Ardi hanya mengangguk, lalu menunduk dulu. Ia mencium punggung Amel dari atas ke bawah, lidahnya menelusuri tulang belakang istrinya hingga ke bawah. Saat lidahnya menyentuh bagian paling belakang, Amel langsung menjerit kecil dan tubuhnya bergetar.
“Mas! Jangan di situ… malu…”
Tapi Ardi malah semakin nakal. Ia menahan pinggul Amel yang mencoba kabur, lalu lidahnya bermain di sana, menjilat pelan, memutar, bahkan menyelinap masuk sedikit. Amel langsung lemas, lututnya gemetar, tangannya mencengkeram sprei hingga putih.
Setelah puas menggoda, Ardi baru bangun, memposisikan diri di belakang. Ia menggosok-gosokkan ujung miliknya di bagian depan Amel dulu, menggoda hingga Amel menggeliat dan memohon.
“Mas… masukin… aku udah nggak tahan…”
Dengan satu dorongan pelan tapi dalam, Ardi masuk sepenuhnya. Amel langsung mendesah panjang, kepalanya terdongak ke atas. Ardi mulai bergerak pelan dulu, menikmati setiap gesekan, setiap kontraksi dinding Amel yang masih sensitif.
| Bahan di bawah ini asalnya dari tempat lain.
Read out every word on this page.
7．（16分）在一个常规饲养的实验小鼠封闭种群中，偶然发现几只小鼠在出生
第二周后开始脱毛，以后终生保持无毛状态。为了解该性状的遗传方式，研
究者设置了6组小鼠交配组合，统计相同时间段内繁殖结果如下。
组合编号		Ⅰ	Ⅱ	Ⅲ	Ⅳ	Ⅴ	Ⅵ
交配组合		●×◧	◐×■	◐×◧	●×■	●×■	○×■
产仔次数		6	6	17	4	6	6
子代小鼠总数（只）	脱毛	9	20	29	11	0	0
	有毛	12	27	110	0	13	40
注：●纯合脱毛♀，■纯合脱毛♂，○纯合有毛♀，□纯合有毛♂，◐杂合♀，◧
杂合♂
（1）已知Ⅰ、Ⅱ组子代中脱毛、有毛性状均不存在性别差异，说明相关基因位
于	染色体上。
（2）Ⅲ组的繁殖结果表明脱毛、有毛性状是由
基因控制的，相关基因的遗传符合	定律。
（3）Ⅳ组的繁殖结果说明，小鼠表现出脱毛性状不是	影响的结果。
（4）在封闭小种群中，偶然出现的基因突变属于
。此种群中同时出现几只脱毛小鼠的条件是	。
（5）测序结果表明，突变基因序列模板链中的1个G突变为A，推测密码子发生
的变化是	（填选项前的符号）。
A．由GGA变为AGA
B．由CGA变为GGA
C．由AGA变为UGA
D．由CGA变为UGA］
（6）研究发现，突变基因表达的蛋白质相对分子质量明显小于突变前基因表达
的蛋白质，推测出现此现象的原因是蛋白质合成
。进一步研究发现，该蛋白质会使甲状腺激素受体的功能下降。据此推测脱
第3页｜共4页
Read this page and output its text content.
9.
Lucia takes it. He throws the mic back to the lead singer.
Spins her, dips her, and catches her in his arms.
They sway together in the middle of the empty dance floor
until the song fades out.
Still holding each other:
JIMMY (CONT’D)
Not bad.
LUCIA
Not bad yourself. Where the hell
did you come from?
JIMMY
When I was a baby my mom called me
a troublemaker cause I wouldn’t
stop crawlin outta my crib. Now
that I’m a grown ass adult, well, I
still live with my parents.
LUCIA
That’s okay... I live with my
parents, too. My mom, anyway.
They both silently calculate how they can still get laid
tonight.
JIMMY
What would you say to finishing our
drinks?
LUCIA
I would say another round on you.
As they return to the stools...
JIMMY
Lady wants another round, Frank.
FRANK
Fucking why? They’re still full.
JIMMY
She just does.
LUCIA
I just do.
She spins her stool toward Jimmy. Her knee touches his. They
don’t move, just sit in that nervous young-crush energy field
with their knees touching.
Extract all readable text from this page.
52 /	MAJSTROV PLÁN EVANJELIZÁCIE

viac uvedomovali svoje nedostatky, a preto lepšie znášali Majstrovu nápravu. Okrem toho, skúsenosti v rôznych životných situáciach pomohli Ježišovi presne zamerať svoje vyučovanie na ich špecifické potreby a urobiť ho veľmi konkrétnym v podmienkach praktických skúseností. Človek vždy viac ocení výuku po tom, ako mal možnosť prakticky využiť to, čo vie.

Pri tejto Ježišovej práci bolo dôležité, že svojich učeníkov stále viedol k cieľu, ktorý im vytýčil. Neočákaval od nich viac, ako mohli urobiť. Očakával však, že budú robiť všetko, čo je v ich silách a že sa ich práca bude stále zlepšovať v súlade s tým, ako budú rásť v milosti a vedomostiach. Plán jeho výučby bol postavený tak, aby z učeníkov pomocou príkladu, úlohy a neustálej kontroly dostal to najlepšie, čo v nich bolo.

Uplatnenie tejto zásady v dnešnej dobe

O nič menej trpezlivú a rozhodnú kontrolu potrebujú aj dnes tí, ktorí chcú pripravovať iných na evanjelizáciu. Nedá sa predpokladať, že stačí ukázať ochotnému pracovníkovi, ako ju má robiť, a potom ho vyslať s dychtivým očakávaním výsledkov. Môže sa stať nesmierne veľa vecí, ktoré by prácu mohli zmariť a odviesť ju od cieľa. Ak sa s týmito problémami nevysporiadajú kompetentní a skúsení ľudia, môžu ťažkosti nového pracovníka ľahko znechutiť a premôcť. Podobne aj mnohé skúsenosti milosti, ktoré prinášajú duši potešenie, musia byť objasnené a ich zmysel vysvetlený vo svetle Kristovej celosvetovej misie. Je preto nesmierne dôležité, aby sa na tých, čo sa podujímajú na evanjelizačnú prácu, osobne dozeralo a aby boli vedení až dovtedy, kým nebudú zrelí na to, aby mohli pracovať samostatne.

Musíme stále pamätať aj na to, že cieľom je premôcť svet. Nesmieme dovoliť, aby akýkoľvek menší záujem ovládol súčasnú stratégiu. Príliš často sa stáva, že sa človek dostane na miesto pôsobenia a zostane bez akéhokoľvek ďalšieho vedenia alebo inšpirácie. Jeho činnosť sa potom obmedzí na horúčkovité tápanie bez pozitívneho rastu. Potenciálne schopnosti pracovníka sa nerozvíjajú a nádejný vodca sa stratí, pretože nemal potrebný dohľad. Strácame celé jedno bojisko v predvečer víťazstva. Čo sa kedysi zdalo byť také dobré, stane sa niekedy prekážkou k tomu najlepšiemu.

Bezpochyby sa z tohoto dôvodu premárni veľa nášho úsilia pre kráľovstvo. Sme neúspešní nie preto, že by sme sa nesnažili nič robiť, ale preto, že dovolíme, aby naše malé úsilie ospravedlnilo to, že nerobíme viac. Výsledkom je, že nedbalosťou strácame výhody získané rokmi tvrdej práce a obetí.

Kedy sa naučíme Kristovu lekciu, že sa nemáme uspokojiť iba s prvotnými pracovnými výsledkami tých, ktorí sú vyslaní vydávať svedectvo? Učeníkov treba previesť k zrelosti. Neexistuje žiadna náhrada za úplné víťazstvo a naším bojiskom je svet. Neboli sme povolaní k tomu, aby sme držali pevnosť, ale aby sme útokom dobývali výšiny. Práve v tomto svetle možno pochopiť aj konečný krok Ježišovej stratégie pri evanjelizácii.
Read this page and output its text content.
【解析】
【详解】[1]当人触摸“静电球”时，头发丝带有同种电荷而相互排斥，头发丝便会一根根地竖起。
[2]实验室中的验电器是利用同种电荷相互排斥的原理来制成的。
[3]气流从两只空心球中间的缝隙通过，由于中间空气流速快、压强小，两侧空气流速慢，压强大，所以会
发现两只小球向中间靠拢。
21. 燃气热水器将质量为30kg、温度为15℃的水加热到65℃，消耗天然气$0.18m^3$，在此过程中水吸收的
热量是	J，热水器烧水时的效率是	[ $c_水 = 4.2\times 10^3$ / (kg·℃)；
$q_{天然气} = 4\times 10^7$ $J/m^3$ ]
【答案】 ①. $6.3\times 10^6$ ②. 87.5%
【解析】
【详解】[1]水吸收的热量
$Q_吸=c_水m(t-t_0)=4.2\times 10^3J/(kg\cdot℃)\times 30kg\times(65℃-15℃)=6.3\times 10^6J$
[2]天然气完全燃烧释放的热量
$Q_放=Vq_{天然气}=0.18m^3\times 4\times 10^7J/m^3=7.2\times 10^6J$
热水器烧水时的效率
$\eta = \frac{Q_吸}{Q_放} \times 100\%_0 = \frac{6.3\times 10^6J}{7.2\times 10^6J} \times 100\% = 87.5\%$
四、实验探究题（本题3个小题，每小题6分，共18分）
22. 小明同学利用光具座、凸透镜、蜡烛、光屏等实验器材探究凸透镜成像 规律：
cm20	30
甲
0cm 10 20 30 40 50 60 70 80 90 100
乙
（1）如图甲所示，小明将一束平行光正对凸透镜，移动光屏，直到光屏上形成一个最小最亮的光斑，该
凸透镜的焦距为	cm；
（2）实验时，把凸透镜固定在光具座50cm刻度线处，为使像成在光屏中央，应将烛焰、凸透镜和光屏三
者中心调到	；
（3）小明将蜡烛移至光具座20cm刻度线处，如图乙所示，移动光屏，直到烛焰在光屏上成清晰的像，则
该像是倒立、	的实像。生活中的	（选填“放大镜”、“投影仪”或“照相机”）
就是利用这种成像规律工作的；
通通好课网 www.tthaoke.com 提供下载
Tapi tak lama kemudian ritmenya semakin cepat. Tangan Ardi meraih rambut panjang Amel, menariknya pelan ke belakang seperti tali kekang. Amel semakin liar, pinggulnya membalas setiap dorongan dengan gerakan maju-mundur yang ganas.
“Mas… lebih keras… aku mau lagi…” erang Amel tanpa malu lagi.
Ardi melepaskan rambutnya, lalu meraih kedua tangan Amel, menariknya ke belakang hingga tubuh Amel melengkung indah. Ia menghantam lebih dalam, lebih cepat, suara benturan kulit terdengar keras di kamar yang sunyi.
Amel mencapai puncak pertama pagi itu dengan jeritan yang tertahan di bantal. Tubuhnya bergetar hebat, cairan hangat membasahi paha Ardi. Tapi Ardi belum selesai. Ia terus bergerak, bahkan setelah Amel lemas dan hanya bisa pasrah digoyang.
Baru setelah Amel klimaks untuk ketiga kalinya pagi itu, Ardi akhirnya melepaskan segalanya di dalam. Ia ambruk di atas punggung Amel, napas mereka sama-sama tersengal.
Beberapa menit mereka diam begitu saja, hanya saling mendengar detak jantung yang masih kencang.
Amel akhirnya berbalik pelan, memeluk Ardi erat-erat, wajahnya berseri-seri meski badannya pegal semua.
“Mas… kopi Mbok Samin itu aku beli banyak. Satu kilo,” bisiknya sambil tertawa kecil.
Ardi mencium kening Amel, lalu tertawa pelan.
“Mending kita buka warung kopi aja, Mel. Namanya ‘Kopi Stamina Mas Ardi’. Pasti laris manis.”
Amel mencubit perut suaminya manja.
“Enggak boleh! Kopi itu cuma buat aku seorang.”
Di luar, matahari mulai terbit. Di dalam, mereka berdua masih saling peluk, tahu bahwa hari ini (dan mungkin beberapa hari ke depan) mereka takkan keluar dari kamar terlalu sering.
Kopi Mbok Samin memang benar-benar mujarab.